Early-d-metal Janus MXenes as near-thermoneutral hydrogen evolution electrocatalysts: role of anion identity and d-band asymmetry

Abstract

Identifying earth-abundant alternatives to platinum for the hydrogen evolution reaction (HER) remains a central challenge in electrocatalysis. Janus MXenes—two-dimensional carbides or nitrides with chemically distinct metal sublattices—break the mirror symmetry of conventional MXenes and create an electronic non-equivalence between the two oxygen-terminated surfaces that is inaccessible in symmetric structures.
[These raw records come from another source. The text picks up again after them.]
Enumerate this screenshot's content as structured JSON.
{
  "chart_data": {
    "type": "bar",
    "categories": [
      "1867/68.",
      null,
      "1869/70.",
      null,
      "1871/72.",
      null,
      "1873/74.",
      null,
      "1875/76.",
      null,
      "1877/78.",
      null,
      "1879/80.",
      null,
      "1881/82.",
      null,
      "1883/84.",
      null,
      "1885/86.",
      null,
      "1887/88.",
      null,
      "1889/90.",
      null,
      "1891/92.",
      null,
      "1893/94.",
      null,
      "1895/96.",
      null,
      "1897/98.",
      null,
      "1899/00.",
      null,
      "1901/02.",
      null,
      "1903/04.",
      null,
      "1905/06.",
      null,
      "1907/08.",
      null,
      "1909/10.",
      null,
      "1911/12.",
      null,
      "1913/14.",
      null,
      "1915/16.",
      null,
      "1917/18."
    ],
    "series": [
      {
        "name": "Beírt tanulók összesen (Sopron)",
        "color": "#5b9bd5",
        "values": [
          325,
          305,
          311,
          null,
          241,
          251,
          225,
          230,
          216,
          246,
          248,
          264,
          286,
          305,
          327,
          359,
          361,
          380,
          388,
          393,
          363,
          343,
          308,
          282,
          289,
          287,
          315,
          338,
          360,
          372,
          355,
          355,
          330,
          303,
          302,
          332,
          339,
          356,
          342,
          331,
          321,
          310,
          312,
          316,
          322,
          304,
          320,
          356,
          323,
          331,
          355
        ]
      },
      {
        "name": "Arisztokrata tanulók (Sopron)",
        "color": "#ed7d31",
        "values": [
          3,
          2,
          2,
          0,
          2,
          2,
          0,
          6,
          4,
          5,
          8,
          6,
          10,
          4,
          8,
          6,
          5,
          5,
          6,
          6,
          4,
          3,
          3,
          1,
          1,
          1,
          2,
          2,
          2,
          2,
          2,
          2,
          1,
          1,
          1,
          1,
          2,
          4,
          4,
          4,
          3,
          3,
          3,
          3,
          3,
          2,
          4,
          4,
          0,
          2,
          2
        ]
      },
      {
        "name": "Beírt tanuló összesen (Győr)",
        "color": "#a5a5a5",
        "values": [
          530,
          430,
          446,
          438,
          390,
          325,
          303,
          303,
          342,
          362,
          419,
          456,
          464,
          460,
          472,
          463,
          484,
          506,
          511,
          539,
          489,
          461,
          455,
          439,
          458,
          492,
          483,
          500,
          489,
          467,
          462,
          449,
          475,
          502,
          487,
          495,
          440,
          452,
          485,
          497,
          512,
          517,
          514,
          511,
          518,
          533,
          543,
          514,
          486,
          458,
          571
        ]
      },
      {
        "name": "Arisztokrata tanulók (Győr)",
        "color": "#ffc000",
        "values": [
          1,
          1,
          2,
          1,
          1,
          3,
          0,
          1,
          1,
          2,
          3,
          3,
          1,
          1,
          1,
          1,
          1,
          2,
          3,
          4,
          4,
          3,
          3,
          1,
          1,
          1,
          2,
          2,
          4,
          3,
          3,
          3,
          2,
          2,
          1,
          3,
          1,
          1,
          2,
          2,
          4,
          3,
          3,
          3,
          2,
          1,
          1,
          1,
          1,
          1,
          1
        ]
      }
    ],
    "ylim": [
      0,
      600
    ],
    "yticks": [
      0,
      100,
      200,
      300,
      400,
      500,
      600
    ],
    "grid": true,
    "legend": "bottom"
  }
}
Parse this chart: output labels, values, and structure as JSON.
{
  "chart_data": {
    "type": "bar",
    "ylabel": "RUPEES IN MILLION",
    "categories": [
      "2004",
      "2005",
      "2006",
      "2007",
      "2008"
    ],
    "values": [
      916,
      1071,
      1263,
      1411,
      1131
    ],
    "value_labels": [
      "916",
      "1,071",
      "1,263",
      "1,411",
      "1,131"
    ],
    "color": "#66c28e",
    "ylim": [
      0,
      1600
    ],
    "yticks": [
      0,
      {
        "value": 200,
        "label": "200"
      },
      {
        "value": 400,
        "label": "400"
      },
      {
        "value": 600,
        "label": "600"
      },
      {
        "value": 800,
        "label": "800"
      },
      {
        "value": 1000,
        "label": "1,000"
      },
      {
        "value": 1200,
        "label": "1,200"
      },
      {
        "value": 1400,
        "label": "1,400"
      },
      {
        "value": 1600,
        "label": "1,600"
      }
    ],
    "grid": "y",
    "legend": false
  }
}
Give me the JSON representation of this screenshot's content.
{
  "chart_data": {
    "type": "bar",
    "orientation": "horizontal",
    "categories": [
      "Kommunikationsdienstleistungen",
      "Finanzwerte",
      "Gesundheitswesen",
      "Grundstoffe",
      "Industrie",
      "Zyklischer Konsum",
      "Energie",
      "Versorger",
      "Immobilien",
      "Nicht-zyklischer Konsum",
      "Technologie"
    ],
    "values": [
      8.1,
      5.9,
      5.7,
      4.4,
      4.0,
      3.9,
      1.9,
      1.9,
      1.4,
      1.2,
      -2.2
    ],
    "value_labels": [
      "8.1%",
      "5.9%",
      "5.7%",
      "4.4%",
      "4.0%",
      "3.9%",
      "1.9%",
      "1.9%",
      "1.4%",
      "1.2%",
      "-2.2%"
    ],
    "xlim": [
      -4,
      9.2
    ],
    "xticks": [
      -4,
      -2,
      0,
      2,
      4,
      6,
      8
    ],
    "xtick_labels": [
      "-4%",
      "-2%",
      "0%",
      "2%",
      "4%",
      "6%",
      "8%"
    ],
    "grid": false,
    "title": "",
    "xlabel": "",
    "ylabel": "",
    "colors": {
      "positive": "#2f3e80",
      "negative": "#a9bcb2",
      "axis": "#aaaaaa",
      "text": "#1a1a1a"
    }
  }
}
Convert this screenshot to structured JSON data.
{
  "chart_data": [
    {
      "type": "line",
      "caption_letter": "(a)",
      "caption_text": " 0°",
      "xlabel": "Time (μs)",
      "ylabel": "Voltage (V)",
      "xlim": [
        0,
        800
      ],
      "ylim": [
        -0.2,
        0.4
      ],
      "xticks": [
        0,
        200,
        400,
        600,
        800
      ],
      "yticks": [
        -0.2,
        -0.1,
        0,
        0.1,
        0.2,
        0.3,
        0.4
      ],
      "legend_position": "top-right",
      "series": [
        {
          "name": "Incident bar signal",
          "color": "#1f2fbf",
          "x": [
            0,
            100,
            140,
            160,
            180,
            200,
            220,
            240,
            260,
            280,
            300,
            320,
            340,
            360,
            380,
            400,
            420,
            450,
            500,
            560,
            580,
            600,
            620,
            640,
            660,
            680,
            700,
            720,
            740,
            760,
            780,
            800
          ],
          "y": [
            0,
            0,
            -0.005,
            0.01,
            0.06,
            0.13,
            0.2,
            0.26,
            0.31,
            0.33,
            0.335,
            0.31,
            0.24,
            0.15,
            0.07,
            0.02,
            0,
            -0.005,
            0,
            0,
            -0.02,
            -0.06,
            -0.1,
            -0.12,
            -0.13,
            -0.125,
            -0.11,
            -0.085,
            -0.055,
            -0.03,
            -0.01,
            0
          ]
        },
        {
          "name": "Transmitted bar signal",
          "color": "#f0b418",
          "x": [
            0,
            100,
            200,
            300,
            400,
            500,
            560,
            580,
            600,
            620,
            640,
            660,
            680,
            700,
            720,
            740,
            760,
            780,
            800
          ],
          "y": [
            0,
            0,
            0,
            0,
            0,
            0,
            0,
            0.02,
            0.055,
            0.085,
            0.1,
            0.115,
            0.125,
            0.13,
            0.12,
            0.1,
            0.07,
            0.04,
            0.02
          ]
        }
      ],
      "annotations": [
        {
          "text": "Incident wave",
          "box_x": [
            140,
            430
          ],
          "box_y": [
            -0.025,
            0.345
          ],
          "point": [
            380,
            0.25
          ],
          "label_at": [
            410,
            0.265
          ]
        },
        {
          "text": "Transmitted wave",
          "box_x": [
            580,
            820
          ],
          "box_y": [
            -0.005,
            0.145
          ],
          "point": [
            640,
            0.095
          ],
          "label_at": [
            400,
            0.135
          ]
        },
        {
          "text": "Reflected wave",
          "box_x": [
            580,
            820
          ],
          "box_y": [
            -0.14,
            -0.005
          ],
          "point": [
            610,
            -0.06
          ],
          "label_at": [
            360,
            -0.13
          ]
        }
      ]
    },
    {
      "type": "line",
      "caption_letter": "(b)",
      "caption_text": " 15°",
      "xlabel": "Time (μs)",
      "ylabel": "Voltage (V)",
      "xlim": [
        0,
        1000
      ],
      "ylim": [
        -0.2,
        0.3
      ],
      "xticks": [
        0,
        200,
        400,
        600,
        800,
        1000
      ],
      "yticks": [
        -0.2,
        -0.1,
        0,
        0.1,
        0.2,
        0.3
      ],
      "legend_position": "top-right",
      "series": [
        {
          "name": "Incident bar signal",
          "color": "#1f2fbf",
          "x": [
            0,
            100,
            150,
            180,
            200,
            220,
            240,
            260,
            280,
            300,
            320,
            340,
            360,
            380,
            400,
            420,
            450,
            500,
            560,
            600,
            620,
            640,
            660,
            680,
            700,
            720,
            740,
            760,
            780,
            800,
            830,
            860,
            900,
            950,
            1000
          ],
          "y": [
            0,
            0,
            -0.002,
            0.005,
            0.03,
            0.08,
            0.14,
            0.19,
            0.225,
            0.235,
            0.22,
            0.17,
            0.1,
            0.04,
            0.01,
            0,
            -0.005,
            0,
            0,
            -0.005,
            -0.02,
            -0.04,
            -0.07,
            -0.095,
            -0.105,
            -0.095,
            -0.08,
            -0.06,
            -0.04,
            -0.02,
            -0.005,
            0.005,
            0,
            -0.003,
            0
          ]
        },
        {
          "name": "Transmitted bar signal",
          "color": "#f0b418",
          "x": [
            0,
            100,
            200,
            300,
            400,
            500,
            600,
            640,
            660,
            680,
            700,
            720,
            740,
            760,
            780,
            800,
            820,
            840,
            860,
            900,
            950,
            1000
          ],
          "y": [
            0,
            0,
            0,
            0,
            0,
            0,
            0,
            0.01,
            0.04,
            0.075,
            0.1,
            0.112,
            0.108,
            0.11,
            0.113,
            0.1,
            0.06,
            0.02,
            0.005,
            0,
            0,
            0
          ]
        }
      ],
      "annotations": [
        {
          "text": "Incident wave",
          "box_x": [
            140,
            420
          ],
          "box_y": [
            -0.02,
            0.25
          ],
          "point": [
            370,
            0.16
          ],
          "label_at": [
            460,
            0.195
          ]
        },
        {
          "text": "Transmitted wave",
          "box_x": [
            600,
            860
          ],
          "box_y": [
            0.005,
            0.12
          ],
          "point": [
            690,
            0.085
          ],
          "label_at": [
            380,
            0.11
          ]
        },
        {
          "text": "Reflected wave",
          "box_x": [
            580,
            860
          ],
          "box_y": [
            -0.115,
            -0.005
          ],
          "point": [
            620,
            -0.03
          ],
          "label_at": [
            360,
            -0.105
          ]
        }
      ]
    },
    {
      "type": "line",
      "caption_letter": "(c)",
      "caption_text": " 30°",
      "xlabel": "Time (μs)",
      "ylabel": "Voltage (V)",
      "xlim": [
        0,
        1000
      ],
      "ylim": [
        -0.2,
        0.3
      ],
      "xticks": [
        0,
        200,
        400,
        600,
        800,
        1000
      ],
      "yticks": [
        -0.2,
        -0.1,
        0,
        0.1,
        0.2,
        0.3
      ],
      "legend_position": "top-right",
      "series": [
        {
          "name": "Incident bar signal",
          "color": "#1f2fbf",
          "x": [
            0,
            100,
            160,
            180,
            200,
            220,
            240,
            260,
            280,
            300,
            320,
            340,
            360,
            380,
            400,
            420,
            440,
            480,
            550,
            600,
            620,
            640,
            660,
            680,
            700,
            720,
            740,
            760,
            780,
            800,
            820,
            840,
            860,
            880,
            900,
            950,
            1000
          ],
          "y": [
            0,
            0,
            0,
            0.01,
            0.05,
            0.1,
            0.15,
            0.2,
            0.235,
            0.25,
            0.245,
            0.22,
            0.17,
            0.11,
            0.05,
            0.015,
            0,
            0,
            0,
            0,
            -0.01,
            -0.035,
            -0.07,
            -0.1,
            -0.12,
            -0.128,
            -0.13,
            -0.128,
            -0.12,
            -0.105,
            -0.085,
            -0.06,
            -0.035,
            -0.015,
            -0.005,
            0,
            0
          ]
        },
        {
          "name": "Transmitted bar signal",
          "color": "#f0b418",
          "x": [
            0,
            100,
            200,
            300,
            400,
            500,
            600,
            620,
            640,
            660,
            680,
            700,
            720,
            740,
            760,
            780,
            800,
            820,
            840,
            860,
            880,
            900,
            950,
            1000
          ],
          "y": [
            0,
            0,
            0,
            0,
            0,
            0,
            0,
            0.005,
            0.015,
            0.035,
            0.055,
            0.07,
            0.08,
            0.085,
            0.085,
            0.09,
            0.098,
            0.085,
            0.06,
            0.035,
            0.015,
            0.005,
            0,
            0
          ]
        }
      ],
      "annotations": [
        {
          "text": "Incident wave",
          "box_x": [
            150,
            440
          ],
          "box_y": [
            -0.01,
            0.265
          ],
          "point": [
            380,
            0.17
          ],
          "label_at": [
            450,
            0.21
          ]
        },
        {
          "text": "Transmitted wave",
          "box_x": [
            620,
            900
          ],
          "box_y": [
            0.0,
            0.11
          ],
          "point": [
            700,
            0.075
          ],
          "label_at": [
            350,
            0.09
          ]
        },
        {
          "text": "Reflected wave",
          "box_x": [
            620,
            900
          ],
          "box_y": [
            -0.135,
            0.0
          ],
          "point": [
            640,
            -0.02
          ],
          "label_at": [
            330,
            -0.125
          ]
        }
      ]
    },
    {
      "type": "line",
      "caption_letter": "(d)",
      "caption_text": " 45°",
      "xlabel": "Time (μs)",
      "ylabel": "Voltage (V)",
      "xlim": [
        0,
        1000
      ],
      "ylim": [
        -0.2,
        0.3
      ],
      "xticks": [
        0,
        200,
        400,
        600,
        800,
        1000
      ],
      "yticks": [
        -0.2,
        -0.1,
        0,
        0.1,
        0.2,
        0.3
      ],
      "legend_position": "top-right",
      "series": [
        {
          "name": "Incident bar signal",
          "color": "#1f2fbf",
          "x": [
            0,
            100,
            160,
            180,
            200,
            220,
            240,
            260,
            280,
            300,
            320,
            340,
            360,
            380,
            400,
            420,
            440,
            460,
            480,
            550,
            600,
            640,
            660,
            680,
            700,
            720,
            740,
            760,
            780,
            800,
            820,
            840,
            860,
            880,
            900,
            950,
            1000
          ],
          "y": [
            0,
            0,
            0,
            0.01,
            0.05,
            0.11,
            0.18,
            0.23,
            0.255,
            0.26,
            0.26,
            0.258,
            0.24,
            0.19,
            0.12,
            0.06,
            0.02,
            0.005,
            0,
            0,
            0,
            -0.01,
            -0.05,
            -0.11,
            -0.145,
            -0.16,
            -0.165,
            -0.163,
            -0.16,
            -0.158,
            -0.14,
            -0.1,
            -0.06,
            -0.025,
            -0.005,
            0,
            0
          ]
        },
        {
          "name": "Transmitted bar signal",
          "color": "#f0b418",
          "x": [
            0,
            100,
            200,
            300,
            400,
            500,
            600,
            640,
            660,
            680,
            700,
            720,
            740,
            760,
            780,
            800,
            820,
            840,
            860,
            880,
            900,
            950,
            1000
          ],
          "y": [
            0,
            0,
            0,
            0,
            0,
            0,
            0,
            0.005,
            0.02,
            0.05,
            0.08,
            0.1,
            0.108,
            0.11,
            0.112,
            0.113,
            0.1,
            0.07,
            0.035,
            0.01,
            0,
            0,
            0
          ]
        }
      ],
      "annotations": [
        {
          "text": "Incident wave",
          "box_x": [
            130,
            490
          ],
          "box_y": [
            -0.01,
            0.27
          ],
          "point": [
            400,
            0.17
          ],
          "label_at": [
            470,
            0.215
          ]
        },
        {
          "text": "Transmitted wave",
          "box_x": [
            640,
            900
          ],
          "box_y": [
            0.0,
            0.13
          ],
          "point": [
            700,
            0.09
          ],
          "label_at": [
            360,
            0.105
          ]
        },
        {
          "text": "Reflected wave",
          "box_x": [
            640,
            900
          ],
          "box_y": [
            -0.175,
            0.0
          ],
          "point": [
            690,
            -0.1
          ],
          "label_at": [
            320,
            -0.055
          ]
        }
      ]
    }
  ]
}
Here we exploit this asymmetry through a spin-polarised GGA + U density functional theory screening of six O-terminated Janus MXenes M₁M₂XO₂ (M₁/M₂ = Ti/Zr, V/Nb, Cr/Mo; X = C, N), constructed as a 3 × 2 factorial series that disentangles d-electron count, 3d/4d orbital extent, and anion electronegativity. Among the thermodynamically stable candidates, only the group-5 VNb pair achieves near-thermoneutral hydrogen binding: VNbCO₂ (ΔG_H* = −0.03 eV) and VNbNO₂ (−0.11 eV) both satisfy |ΔG_H*| ≤ 0.3 eV, whereas the group-4 TiZr systems under-bind and the group-6 CrMo nitride exhibits anomalous under-binding driven by exchange splitting of the Cr d-states. A site-resolved d-band centre analysis reveals that the 3d-metal ε_d correlates strongly with ΔG_H* across the non-magnetic systems (R = −0.91) but loses predictive power when spin polarisation is significant. The anion sublattice acts as a secondary compositional lever—shifting ΔG_H* by 0.08 eV within the VNb pair while triggering a 0.67 eV destabilising swing in the magnetic CrMo pair—demonstrating that its tuning capacity is contingent on the metal pair having first placed the system near the volcano apex. These results establish that optimal HER performance in early-d-metal Janus MXenes requires a non-magnetic, spatially asymmetric 3d/4d pair at intermediate d-filling, and identify the VNb combination as a computationally promising candidate for noble-metal-free electrocatalysis.